Ici, chez Goog­le, il est désor­mais clair que Goog­le est un “Four­nis­seurs de ser­vices de com­mu­ni­ca­ti­ons élec­tro­ni­ques“au sens de la loi FISA 702 et qu’il est sou­mis à cet­te loi. La trans­mis­si­on à Goog­le peut être effec­tuée selon la Arrêt Schrems II donc pas uni­quement sur les clau­ses stan­dard être soutenus.

Il restait à savoir si des “mesu­res de pro­tec­tion sup­p­lé­men­tai­res” au sens de la Lignes direc­tri­ces de l’ED­SA remé­dier à cet­te situa­ti­on. Du point de vue de la CPD, cela n’a pas été le cas, ce qui n’est pas surprenant :

  • Un Rap­port de trans­pa­rence sur les deman­des des auto­ri­tés n’est pas une mesu­re efficace.
  • Le site Pro­tec­tion de la com­mu­ni­ca­ti­on ent­re les ser­vices Goog­le, la pro­tec­tion des don­nées en tran­sit ent­re les cen­tres de don­nées, la pro­tec­tion des com­mu­ni­ca­ti­ons ent­re les uti­li­sa­teurs et les sites web ou une “sécu­ri­té sur site” n’empêchent pas non plus ou ne limi­tent pas les pos­si­bi­li­tés d’ac­cès des ser­vices de rens­eig­ne­ment amé­ri­cains sur la base du droit américain.
  • Le site Cryp­ta­ge des “don­nées au repos dans les cen­tres de don­nées ne suf­fit pas non plus : si l’im­por­ta­teur de don­nées est sou­mis à la nor­me FISA 702, il peut être tenu d’au­to­ri­ser l’ac­cès aux don­nées, y com­pris, le cas échéant, à la clé ;
  • éga­le­ment que les don­nées en que­sti­on pseud­ony­mi­sé ne suf­fit pas.

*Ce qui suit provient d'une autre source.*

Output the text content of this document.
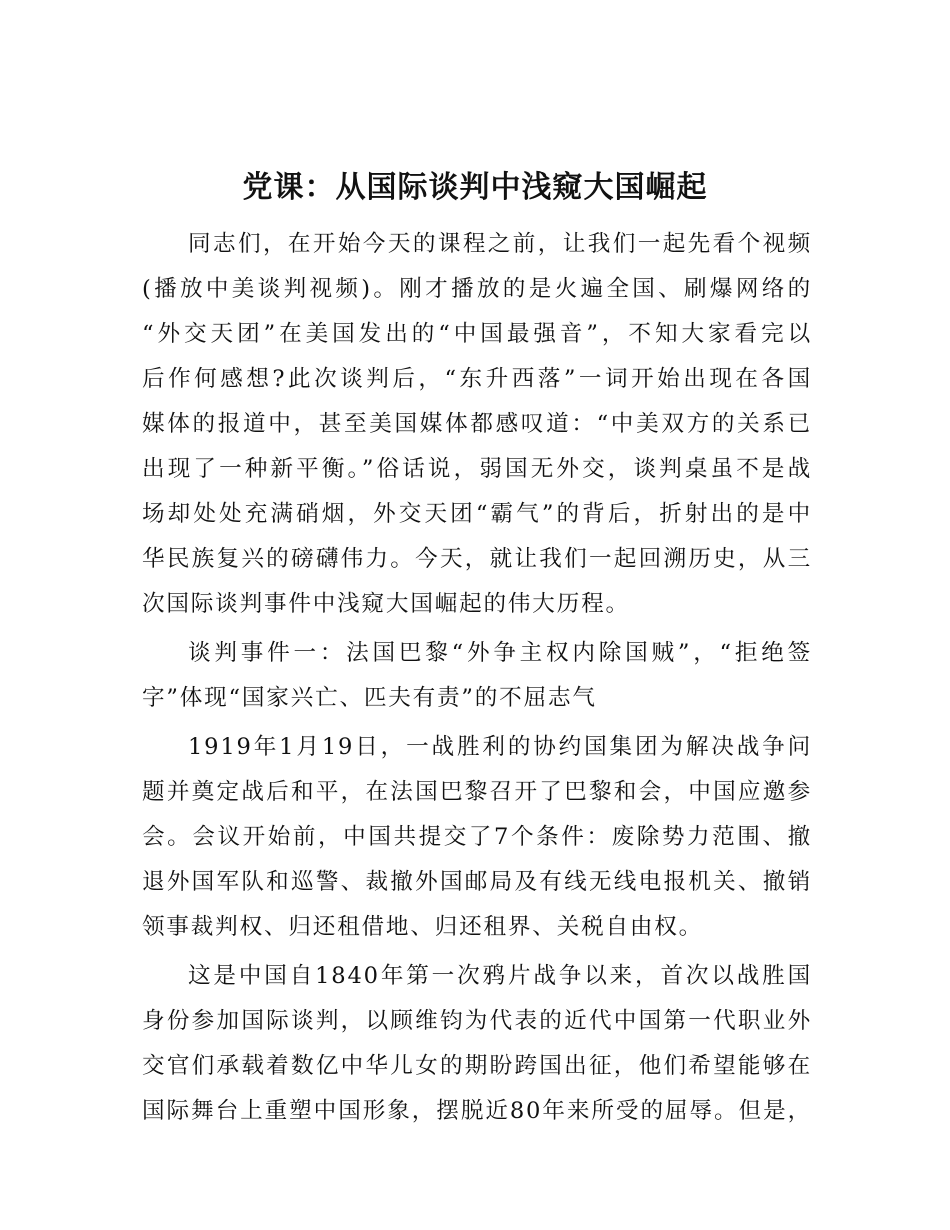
党课：从国际谈判中浅窥大国崛起
同志们，在开始今天的课程之前，让我们一起先看个视频
(播放中美谈判视频)。刚才播放的是火遍全国、刷爆网络的
“外交天团”在美国发出的“中国最强音”，不知大家看完以
后作何感想?此次谈判后，“东升西落”一词开始出现在各国
媒体的报道中，甚至美国媒体都感叹道：“中美双方的关系已
出现了一种新平衡。”俗话说，弱国无外交，谈判桌虽不是战
场却处处充满硝烟，外交天团“霸气”的背后，折射出的是中
华民族复兴的磅礴伟力。今天，就让我们一起回溯历史，从三
次国际谈判事件中浅窥大国崛起的伟大历程。
谈判事件一：法国巴黎“外争主权内除国贼”，“拒绝签
字”体现“国家兴亡、匹夫有责”的不屈志气
1919年1月19日，一战胜利的协约国集团为解决战争问
题并奠定战后和平，在法国巴黎召开了巴黎和会，中国应邀参
会。会议开始前，中国共提交了7个条件：废除势力范围、撤
退外国军队和巡警、裁撤外国邮局及有线无线电报机关、撤销
领事裁判权、归还租借地、归还租界、关税自由权。
这是中国自1840年第一次鸦片战争以来，首次以战胜国
身份参加国际谈判，以顾维钧为代表的近代中国第一代职业外
交官们承载着数亿中华儿女的期盼跨国出征，他们希望能够在
国际舞台上重塑中国形象，摆脱近80年来所受的屈辱。但是，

La CPD se réfè­re ici à la “Ori­en­ta­ti­on des auto­ri­tés de sur­veil­lan­ce pour les four­nis­seurs de télé­mé­di­as“de la Con­fé­rence alle­man­de sur la pro­tec­tion des don­nées. Selon cel­le-ci, le mar­quage des uti­li­sa­teurs par un iden­ti­fi­ant n’est pas une mesu­re de pseud­ony­mi­sa­ti­on au sens du RGPD, car les iden­ti­fi­ants sont uti­li­sés “pour rend­re les indi­vi­dus distincts et adress­a­bles. Il n’y a donc pas d’ef­fet pro­tec­teur”. La CPD se con­tente de cet­te indi­ca­ti­on sans se pro­non­cer elle-même sur cet­te que­sti­on, notam­ment sur la rai­son pour laquel­le une pseud­ony­mi­sa­ti­on dev­rait échou­er tant que les indi­vi­dus sont enco­re “distin­gu­ables”. Sur le fond, cela cor­re­spond à l’appro­che de la Sin­gu­la­ri­sa­ti­onLa Com­mis­si­on euro­pé­en­ne a adop­té une direc­ti­ve qui assi­mi­le la DPD à l’i­den­ti­fi­ca­ti­on ; voir ci-dessous.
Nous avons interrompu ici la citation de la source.